Your resulting information seems to be correct, but you keep mention that things are "because this isn't local disks on the Windows server" but that has nothing to do with the situation that I can see. It would be identical if this was a Windows server - nothing on the network knows that this isn't a Windows server. All the same tools, functions, processes, etc. apply.
It's still local disks. Still SMB. Still NTFS ACLs. Still AD Integration.
well, his issue of needing to be concerned if NTFS permissions was supported or not wouldn't be there if this was a Windows Server instead of a NAS appliance.
-
@Dashrender said:
well, his issue of needing to be concerned if NTFS permissions was supported or not wouldn't be there if this was a Windows Server instead of a NAS appliance.
-Correct
-
@ntoxicator said:
@scottalanmiller said:
@ntoxicator said:
So in my logic and what I was trying to explain before. Is that I would 100% need a device with AD integration for an SMB setup, since this SMB share is NOT local disk on the actual windows server. Since I would not be able to to the NTFS & share permissions directly on that server....
It's not on "the" Windows server, but to everything on the network, it's on a server. I'm not sure why you keep mentioning the Windows server... what does that have to do with anything.
Your resulting information seems to be correct, but you keep mention that things are "because this isn't local disks on the Windows server" but that has nothing to do with the situation that I can see. It would be identical if this was a Windows server - nothing on the network knows that this isn't a Windows server. All the same tools, functions, processes, etc. apply.
It's still local disks. Still SMB. Still NTFS ACLs. Still AD Integration.
Ok --
"On the windows server". I meant if I create the SMB shares on the actual Windows Server VM on those disks.
The fact that the Windows Sever is a VM also doesn't matter. As long as Windows sees and considers the disks local to itself, SMB and NTFS file permissions work the same as any physically install server on bare metal. You just don't need to worry about the fact that it's a VM. i.e. if you are mounting vis iSCSI or Fiberchannel or DAS using SAS through an external adapter - none of these things matter. Windows considers all of these local, and work as normally expected.
-
@Dashrender said:
@scottalanmiller said:
@ntoxicator said:
So in my logic and what I was trying to explain before. Is that I would 100% need a device with AD integration for an SMB setup, since this SMB share is NOT local disk on the actual windows server. Since I would not be able to to the NTFS & share permissions directly on that server....
It's not on "the" Windows server, but to everything on the network, it's on a server. I'm not sure why you keep mentioning the Windows server... what does that have to do with anything.
Your resulting information seems to be correct, but you keep mention that things are "because this isn't local disks on the Windows server" but that has nothing to do with the situation that I can see. It would be identical if this was a Windows server - nothing on the network knows that this isn't a Windows server. All the same tools, functions, processes, etc. apply.

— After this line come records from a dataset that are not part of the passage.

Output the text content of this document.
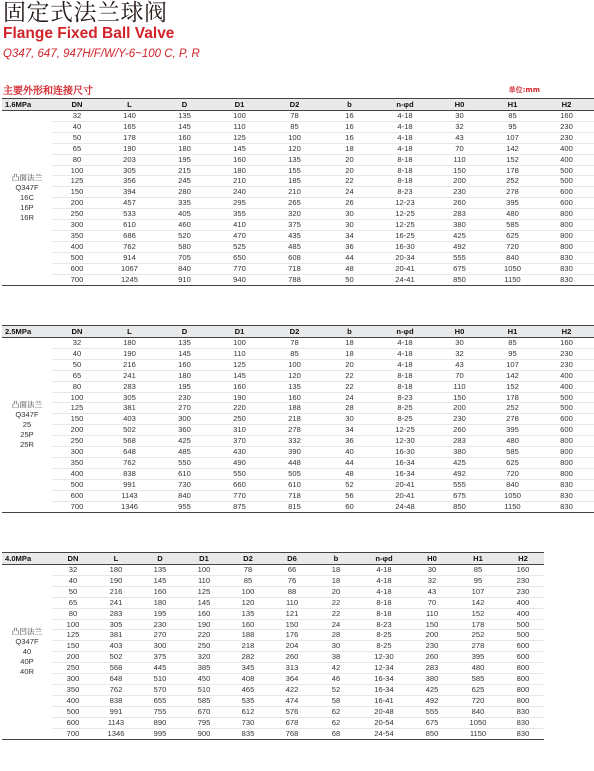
固定式法兰球阀
Flange Fixed Ball Valve
Q347, 647, 947H/F/W/Y-6~100 C, P, R
主要外形和连接尺寸	单位:mm
1.6MPa	DN	L	D	D1	D2	b	n-φd	H0	H1	H2

凸面法兰
Q347F
16C
16P
16R	32	140	135	100	78	16	4-18	30	85	160
	40	165	145	110	85	16	4-18	32	95	230
	50	178	160	125	100	16	4-18	43	107	230
	65	190	180	145	120	18	4-18	70	142	400
	80	203	195	160	135	20	8-18	110	152	400
	100	305	215	180	155	20	8-18	150	178	500
	125	356	245	210	185	22	8-18	200	252	500
	150	394	280	240	210	24	8-23	230	278	600
	200	457	335	295	265	26	12-23	260	395	600
	250	533	405	355	320	30	12-25	283	480	800
	300	610	460	410	375	30	12-25	380	585	800
	350	686	520	470	435	34	16-25	425	625	800
	400	762	580	525	485	36	16-30	492	720	800
	500	914	705	650	608	44	20-34	555	840	830
	600	1067	840	770	718	48	20-41	675	1050	830
	700	1245	910	940	788	50	24-41	850	1150	830
2.5MPa	DN	L	D	D1	D2	b	n-φd	H0	H1	H2

凸面法兰
Q347F
25
25P
25R	32	180	135	100	78	18	4-18	30	85	160
	40	190	145	110	85	18	4-18	32	95	230
	50	216	160	125	100	20	4-18	43	107	230
	65	241	180	145	120	22	8-18	70	142	400
	80	283	195	160	135	22	8-18	110	152	400
	100	305	230	190	160	24	8-23	150	178	500
	125	381	270	220	188	28	8-25	200	252	500
	150	403	300	250	218	30	8-25	230	278	600
	200	502	360	310	278	34	12-25	260	395	600
	250	568	425	370	332	36	12-30	283	480	800
	300	648	485	430	390	40	16-30	380	585	800
	350	762	550	490	448	44	16-34	425	625	800
	400	838	610	550	505	48	16-34	492	720	800
	500	991	730	660	610	52	20-41	555	840	830
	600	1143	840	770	718	56	20-41	675	1050	830
	700	1346	955	875	815	60	24-48	850	1150	830
4.0MPa	DN	L	D	D1	D2	D6	b	n-φd	H0	H1	H2

凸凹法兰
Q347F
40
40P
40R	32	180	135	100	78	66	18	4-18	30	85	160
	40	190	145	110	85	76	18	4-18	32	95	230
	50	216	160	125	100	88	20	4-18	43	107	230
	65	241	180	145	120	110	22	8-18	70	142	400
	80	283	195	160	135	121	22	8-18	110	152	400
	100	305	230	190	160	150	24	8-23	150	178	500
	125	381	270	220	188	176	28	8-25	200	252	500
	150	403	300	250	218	204	30	8-25	230	278	600
	200	502	375	320	282	260	38	12-30	260	395	600
	250	568	445	385	345	313	42	12-34	283	480	800
	300	648	510	450	408	364	46	16-34	380	585	800
	350	762	570	510	465	422	52	16-34	425	625	800
	400	838	655	585	535	474	58	16-41	492	720	800
	500	991	755	670	612	576	62	20-48	555	840	830
	600	1143	890	795	730	678	62	20-54	675	1050	830
	700	1346	995	900	835	768	68	24-54	850	1150	830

It's still local disks. Still SMB. Still NTFS ACLs. Still AD Integration.
well, his issue of needing to be concerned if NTFS permissions was supported or not wouldn't be there if this was a Windows Server instead of a NAS appliance.

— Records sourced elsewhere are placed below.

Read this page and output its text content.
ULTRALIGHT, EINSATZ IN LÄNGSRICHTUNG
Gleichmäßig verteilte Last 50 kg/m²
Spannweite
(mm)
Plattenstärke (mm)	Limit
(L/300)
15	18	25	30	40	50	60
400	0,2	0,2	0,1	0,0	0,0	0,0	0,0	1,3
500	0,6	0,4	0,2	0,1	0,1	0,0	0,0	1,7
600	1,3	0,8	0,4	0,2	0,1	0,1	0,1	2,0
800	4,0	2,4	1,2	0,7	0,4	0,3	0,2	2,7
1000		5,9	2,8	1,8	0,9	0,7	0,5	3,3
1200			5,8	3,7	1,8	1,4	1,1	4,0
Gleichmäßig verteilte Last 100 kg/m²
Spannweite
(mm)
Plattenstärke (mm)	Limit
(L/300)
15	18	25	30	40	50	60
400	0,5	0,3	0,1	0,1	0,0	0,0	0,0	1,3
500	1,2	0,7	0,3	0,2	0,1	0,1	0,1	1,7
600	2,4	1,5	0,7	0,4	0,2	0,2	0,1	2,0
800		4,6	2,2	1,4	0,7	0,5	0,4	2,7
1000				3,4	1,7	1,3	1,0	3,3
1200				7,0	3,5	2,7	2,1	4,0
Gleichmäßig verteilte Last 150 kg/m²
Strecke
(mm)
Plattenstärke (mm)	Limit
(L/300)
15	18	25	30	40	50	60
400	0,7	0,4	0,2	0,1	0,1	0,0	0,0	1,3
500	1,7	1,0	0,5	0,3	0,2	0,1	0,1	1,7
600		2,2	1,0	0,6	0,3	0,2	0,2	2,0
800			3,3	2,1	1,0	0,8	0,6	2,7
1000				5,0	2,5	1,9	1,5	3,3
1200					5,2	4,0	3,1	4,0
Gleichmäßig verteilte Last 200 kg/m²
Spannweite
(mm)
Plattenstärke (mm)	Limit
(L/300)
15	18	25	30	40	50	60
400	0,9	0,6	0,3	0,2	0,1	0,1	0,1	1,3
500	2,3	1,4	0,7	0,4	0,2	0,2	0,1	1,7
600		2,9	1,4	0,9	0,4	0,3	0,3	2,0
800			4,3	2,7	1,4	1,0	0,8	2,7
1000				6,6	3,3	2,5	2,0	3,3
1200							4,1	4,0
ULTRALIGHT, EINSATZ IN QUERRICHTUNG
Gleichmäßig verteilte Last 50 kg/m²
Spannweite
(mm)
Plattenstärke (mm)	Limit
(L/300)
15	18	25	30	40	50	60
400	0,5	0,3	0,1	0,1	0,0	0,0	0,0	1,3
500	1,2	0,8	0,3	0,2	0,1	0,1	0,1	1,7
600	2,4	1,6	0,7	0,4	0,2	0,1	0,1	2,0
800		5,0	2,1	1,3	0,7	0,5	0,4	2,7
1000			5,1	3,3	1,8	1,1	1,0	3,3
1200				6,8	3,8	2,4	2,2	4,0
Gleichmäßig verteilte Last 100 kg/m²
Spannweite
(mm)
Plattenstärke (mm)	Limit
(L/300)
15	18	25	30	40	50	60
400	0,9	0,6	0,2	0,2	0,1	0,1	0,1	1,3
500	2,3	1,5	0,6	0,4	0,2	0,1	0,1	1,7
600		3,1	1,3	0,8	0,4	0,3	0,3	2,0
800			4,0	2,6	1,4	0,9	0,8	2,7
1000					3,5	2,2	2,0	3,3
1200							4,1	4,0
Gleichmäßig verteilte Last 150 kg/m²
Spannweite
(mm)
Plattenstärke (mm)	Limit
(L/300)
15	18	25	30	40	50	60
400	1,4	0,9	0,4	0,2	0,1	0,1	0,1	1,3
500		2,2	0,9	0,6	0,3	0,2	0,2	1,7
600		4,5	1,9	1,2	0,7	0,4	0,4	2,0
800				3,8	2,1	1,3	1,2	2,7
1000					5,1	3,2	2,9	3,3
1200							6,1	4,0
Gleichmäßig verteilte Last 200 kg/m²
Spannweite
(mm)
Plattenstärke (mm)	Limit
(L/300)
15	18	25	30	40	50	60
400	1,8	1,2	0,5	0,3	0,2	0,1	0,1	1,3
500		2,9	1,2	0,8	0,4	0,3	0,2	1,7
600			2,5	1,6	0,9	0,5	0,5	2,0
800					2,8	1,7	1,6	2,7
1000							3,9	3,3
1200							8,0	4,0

None of that was covered, though. No amount of Windows, AD or SMB covers that. Only NTFS ACLs provide that. You can do with with actual NTFS or you can do it with Linux VFS and an NTFS ACL layer. Either way, works the same. But the only device that can give you ACLs is the device providing SMB. So the Synology NAS in the example.
-
@scottalanmiller
None of that was covered, though. No amount of Windows, AD or SMB covers that. Only NTFS ACLs provide that. You can do with with actual NTFS or you can do it with Linux VFS and an NTFS ACL layer. Either way, works the same. But the only device that can give you ACLs is the device providing SMB. So the Synology NAS in the example.Understood! Thank you sir.